Infants with B-acute lymphoblastic leukemia (ALL) who are diagnosed at younger than 12 months experience extremely poor clinical outcomes with high rates of on-therapy relapse and event-free survival (EFS) less than 40 percent despite use of maximally intensive multiagent chemotherapy regimens.1,2 The majority of infant ALL cases (~80 percent) are arrested at an early pro-B cell stage, harbor KMT2A rearrangements with one or more than 130 identified translocation partners, and are characterized by lymphoid/myeloid lineage plasticity.3-5 Recent clinical studies have interestingly suggested that the clinical response of infants with KMT2A-rearranged ALL to induction chemotherapy, as assessed by the absence or presence of measurable residual disease (MRD), can stratify patients into two cohorts who better benefit from lymphoid-directed versus myeloid-directed postinduction therapy.6
A recent comprehensive meta-analysis of bulk transcriptomic data from more than 1,600 cases of childhood ALL and acute myeloid leukemia (AML) performed by Dr. Eleonora Khabirova and colleagues7 identified an early lymphocyte precursor (ELP) fetal-like state as the predominant signature within KMT2A-rearranged infant ALL cells. Despite the genetic heterogeneity within KMT2A-rearranged infant ALL, the ELP state appeared universal across all fusion partner subtypes assessed, with the strongest signature detected in the most common and worst prognosis KMT2A-AFF1 cohort. Interestingly, a major ELP state was also identified in KMT2A-rearranged ALL cases occurring in older children that tend to be associated with higher, but still inferior, EFS.8 More detailed single-cell RNA-sequencing analysis of KMT2A-rearranged and –non-rearranged infant ALL cases in comparison to normal fetal bone marrow cells confirmed ELP cells as the major signal at diagnosis and relapse within KMT2A-rearranged ALL cells, while more mature non-ELP signals comprised the majority of KMT2A– non-rearranged ALL cells. To elucidate the phylogenetic origin of infant ALL, and postulate based upon additional computational modeling that this primitive leukemogenesis occurs during early embryonic development prior to hematopoietic cell specification, the investigators also performed whole-genome DNA sequencing of ALL, AML, lineage-switch KMT2A-rearranged ALL-to-AML, and remission bone marrow cells. Finally, Dr. Khabirova and her team assessed differential gene expression of known and predicted cell surface antigens and identified numerous nonphysiologic target antigen pairings within infant ALL cells that may be amenable in future studies to immunotherapeutic targeting — an approach of great clinical interest given high rates of chemoresistance in this high-risk patient population.
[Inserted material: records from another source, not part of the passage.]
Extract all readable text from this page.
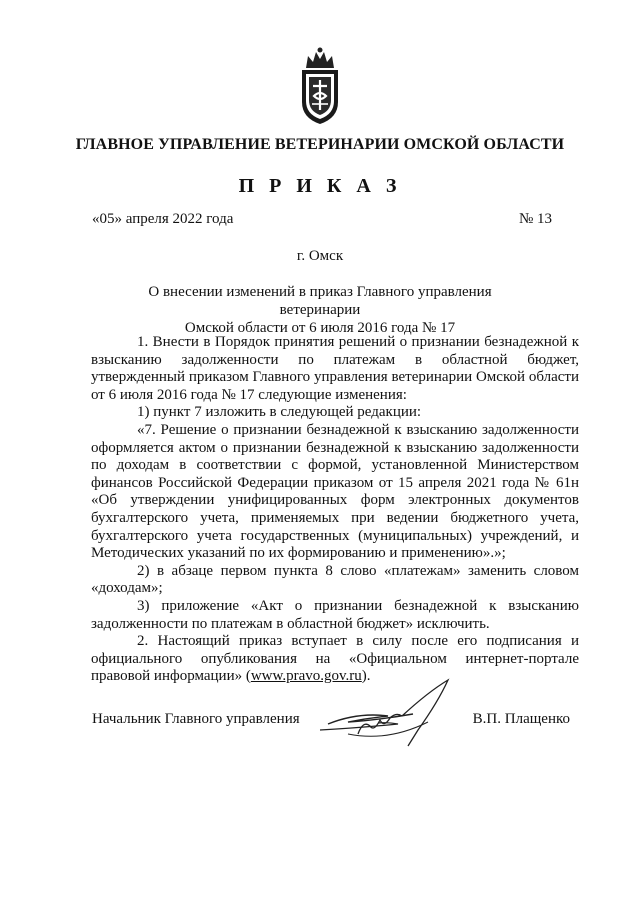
ГЛАВНОЕ УПРАВЛЕНИЕ ВЕТЕРИНАРИИ ОМСКОЙ ОБЛАСТИ
П Р И К А З
«05» апреля 2022 года	№ 13
г. Омск
О внесении изменений в приказ Главного управления ветеринарии
Омской области от 6 июля 2016 года № 17

1. Внести в Порядок принятия решений о признании безнадежной к взысканию задолженности по платежам в областной бюджет, утвержденный приказом Главного управления ветеринарии Омской области от 6 июля 2016 года № 17 следующие изменения:

1) пункт 7 изложить в следующей редакции:

«7. Решение о признании безнадежной к взысканию задолженности оформляется актом о признании безнадежной к взысканию задолженности по доходам в соответствии с формой, установленной Министерством финансов Российской Федерации приказом от 15 апреля 2021 года № 61н «Об утверждении унифицированных форм электронных документов бухгалтерского учета, применяемых при ведении бюджетного учета, бухгалтерского учета государственных (муниципальных) учреждений, и Методических указаний по их формированию и применению».»;

2) в абзаце первом пункта 8 слово «платежам» заменить словом «доходам»;

3) приложение «Акт о признании безнадежной к взысканию задолженности по платежам в областной бюджет» исключить.

2. Настоящий приказ вступает в силу после его подписания и официального опубликования на «Официальном интернет-портале правовой информации» (www.pravo.gov.ru).

Начальник Главного управления	В.П. Плащенко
A parallel single-cell multi-omics analysis of KMT2A-rearranged ALL reported by Dr. Changya Chen and colleagues9 also identified a critical primitive hematopoietic stem and progenitor cell–like signature within KMT2A-reararnged ALL cells. Using single-cell RNA-sequencing and chromatin accessibility assays, they detected significantly increased lineage plasticity with aberrant coexpression of B-lymphoid and myeloid genes in KMT2A-rearranged ALL cells from infants younger than six months at diagnosis. Interestingly, these patients’ ALL cells showed decreased expression of genes associated with steroid responsiveness, which likely contributes to higher rates of chemotherapy resistance and early relapse that may be associated with a lymphoid-to-myeloid lineage switch.10 Finally, the investigators identified immunosuppressive interferon-γ response signatures within primitive CD34+ CD19- KMT2A-rearranged cells that appear resistant to endogenous natural killer cell–mediated cytotoxicity and may contribute to failure of hematopoietic stem cell transplantation in patients.
Taken together, these two important studies provide a fine and detailed lens into the developmental origins of KMT2A-rearranged infant ALL and provide new understanding regarding its inherent biologic primitivity and plasticity that engenders conventional chemoresistance. Modern therapeutic approaches are already tailoring risk- and response-adapted chemotherapy strategies for infants with ALL and have recently shown superior benefit of myeloid-directed postinduction regimens for patients with MRD positivity after lymphoid-directed induction therapy.6,11 Current and soon-to-open trials are further exploring the application of CD19-targeted immunotherapies, including blinatumomab and CD19 chimeric antigen receptor T cells (CAR-Ts), for infants with KMT2A-rearranged ALL.12,13 Recent preclinical and clinical studies have also demonstrated encouraging activity of other precision medicine approaches such as FLT3 inhibitors, FLT3 bispecific antibodies, or FLT3 CAR-Ts (given known wild-type FLT3 overexpression in KMT2A-rearranged ALL), azacytidine and venetoclax, and menin inhibitors.14-18 Although infants with ALL are small, their successful cure remains a mighty unmet medical need.
Competing Interests
Dr. Tasian indicated no relevant conflicts of interest.